Between Kumanovo and Radomir, Bulgaria, it runs again as a 2-lanes single-carriageway. From Radomir to Pernik it is upgraded to a 4-lane dual-carriageway. Close to Pernik, the route joins Lyulin motorway (A6) for about 20 km to the Bulgarian capital, Sofia. After passing through the Sofia Ring Road, the route joins Trakia motorway (A1) for 360 km to Burgas, bypassing Pazardzhik, Plovdiv, Stara Zagora and Yambol on the way. At Burgas, the route turns to north, running along Black Sea coast mainly as a single-carriage road (I-9). The route joins Cherno More motorway (A5) for 10 km before reaching its final destination – Varna.

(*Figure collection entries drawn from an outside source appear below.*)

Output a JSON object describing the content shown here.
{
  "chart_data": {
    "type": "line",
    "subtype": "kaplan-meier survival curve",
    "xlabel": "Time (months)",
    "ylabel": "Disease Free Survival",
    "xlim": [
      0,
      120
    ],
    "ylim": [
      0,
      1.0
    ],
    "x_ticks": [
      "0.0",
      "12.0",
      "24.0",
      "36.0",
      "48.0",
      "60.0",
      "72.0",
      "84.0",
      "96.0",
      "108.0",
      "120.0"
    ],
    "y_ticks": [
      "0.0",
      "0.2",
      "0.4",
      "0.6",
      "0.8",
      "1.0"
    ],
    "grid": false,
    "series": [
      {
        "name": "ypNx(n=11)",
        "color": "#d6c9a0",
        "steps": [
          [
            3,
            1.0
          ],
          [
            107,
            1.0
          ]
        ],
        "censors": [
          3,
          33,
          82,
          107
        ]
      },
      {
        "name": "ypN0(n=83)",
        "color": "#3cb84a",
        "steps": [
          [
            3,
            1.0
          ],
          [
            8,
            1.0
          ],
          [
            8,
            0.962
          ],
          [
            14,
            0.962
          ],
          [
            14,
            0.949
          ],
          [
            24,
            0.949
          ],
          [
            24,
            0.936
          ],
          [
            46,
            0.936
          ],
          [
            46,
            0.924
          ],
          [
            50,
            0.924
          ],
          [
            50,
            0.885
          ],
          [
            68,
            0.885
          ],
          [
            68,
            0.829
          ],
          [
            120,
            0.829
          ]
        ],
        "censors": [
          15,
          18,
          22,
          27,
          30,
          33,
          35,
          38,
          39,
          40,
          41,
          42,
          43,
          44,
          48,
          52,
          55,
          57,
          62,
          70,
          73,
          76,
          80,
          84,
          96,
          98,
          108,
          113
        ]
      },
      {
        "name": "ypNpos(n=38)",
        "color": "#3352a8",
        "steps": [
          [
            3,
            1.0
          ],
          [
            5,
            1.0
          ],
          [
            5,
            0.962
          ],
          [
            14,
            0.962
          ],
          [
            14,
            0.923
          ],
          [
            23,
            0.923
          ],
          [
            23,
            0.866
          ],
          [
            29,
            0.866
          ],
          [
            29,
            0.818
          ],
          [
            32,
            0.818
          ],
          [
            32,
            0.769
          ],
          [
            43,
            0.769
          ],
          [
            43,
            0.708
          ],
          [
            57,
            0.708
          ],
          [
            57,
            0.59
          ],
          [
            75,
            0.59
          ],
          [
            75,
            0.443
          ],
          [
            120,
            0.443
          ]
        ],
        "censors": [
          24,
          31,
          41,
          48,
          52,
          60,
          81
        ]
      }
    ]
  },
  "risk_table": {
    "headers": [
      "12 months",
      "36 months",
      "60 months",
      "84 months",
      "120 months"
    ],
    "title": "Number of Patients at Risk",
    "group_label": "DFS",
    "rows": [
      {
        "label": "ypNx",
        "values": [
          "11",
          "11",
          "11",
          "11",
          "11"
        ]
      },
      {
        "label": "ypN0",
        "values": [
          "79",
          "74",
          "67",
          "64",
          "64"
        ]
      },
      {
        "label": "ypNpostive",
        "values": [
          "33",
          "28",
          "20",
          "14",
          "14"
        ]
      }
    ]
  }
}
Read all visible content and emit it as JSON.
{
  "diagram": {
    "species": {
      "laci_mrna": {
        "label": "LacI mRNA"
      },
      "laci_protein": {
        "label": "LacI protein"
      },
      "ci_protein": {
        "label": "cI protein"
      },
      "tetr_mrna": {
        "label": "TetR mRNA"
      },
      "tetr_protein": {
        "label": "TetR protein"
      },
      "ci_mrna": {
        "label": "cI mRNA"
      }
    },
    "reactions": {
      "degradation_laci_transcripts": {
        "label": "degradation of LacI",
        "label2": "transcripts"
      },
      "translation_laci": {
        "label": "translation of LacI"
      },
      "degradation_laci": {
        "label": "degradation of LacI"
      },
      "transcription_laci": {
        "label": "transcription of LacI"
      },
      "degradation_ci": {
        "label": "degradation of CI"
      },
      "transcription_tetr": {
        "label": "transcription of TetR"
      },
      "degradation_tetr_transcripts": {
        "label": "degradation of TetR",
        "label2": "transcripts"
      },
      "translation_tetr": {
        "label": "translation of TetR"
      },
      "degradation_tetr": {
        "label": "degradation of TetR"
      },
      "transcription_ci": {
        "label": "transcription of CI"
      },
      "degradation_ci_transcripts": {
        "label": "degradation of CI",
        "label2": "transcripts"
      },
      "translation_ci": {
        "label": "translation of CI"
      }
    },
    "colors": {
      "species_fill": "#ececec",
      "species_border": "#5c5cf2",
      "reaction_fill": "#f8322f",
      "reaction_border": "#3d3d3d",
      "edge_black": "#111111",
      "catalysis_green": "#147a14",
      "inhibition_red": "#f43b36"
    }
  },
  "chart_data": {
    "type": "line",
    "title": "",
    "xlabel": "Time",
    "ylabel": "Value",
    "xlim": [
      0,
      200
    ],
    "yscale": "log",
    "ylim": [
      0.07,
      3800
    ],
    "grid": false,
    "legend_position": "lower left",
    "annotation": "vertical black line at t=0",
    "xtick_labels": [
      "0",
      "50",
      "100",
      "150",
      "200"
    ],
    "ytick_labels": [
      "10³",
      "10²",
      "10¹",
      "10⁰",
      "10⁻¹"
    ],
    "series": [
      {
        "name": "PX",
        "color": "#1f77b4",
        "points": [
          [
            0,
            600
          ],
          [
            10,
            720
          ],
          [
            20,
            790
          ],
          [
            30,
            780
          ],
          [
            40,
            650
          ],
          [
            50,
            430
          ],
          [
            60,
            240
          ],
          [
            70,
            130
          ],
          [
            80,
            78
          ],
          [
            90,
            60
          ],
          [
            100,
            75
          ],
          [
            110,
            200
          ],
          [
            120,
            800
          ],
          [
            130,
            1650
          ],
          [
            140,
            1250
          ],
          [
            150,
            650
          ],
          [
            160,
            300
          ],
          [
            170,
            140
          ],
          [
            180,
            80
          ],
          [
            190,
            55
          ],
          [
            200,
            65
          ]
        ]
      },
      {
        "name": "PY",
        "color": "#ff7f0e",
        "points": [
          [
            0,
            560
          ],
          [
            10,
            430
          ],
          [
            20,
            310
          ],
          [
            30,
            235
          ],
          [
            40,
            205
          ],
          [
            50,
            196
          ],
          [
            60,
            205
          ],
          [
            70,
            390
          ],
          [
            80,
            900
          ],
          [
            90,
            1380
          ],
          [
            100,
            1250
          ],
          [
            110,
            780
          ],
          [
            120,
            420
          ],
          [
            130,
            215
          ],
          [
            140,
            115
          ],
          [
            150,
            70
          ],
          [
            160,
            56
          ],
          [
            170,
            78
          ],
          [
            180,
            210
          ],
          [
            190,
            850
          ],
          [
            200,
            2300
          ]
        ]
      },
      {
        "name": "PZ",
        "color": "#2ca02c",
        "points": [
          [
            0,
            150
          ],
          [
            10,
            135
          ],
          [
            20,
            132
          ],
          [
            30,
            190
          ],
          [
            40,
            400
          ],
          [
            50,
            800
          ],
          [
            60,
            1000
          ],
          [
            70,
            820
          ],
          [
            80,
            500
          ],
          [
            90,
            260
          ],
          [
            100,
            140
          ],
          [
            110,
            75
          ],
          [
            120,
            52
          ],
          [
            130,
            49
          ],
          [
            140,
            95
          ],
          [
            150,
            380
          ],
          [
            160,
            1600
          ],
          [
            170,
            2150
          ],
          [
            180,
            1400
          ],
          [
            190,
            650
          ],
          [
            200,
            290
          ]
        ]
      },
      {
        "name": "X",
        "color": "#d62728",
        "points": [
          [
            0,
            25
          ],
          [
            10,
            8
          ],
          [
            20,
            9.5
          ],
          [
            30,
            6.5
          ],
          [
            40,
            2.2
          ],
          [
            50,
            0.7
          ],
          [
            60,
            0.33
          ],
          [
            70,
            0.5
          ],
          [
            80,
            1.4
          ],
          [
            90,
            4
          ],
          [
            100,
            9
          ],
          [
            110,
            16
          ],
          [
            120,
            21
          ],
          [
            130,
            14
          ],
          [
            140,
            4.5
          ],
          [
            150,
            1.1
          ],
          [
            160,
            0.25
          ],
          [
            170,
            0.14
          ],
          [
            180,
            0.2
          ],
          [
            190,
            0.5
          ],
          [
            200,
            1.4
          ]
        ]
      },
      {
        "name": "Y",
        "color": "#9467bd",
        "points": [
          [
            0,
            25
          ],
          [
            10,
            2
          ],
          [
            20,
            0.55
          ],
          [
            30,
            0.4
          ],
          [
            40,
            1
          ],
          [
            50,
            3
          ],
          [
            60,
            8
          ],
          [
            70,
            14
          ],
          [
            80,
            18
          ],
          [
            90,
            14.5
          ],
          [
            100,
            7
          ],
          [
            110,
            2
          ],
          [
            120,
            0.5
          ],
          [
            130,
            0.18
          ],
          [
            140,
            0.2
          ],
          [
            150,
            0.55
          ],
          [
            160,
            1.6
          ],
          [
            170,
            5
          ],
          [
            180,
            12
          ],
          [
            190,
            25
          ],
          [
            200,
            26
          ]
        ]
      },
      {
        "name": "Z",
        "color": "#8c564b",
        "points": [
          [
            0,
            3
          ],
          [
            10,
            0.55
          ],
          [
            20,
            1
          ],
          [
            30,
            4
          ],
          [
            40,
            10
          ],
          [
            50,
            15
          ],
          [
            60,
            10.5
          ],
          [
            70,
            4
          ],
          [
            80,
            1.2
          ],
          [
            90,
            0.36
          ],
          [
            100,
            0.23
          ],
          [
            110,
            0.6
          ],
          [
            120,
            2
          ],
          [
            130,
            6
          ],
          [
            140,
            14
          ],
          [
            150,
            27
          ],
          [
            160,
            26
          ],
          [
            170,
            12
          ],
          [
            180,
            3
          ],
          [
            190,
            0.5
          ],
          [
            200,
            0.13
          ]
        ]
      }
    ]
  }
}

==Rail route description==
The railway is only partly complete, at present there is a single-track line in Albania and a single-track line in parts of North Macedonia. The route is virtually complete in Bulgaria comprising both single and double track lines. The line already in existence in Albania from Durrës-Lin will be used, although upgrading and modifications will be needed. From Lin to Kičevo new construction will be required, almost all in North Macedonia. At the moment progress on this link is small, being mainly aspirational.

On North Macedonia's eastern side, the mothballed, 31 km long, Kumanovo-Beljakovce line has been restored and upgraded – work on this started in 2014. Construction of a new line, approximately 34 km long, from Beljakovce to Kriva Palanka began in 1996 but was abandoned due to lack of financial resources in 2004. Considerable earthworks and structures are, therefore, already in existence but currently do not reach Kriva Palanka. Entirely new construction will be needed in the area of Kriva Palanka to the Bulgarian border (24 km) plus a short length (~1 km) in Bulgaria. A total of approximately 88 km of the track must be restored or built in a region whose morphological features make access difficult. Once in Bulgaria, the existing line from Gyueshevo, extant since 1910, will be used.

From Gyueshevo the track runs broadly northwards to Sofia then uses the mainline through Burgas to Varna.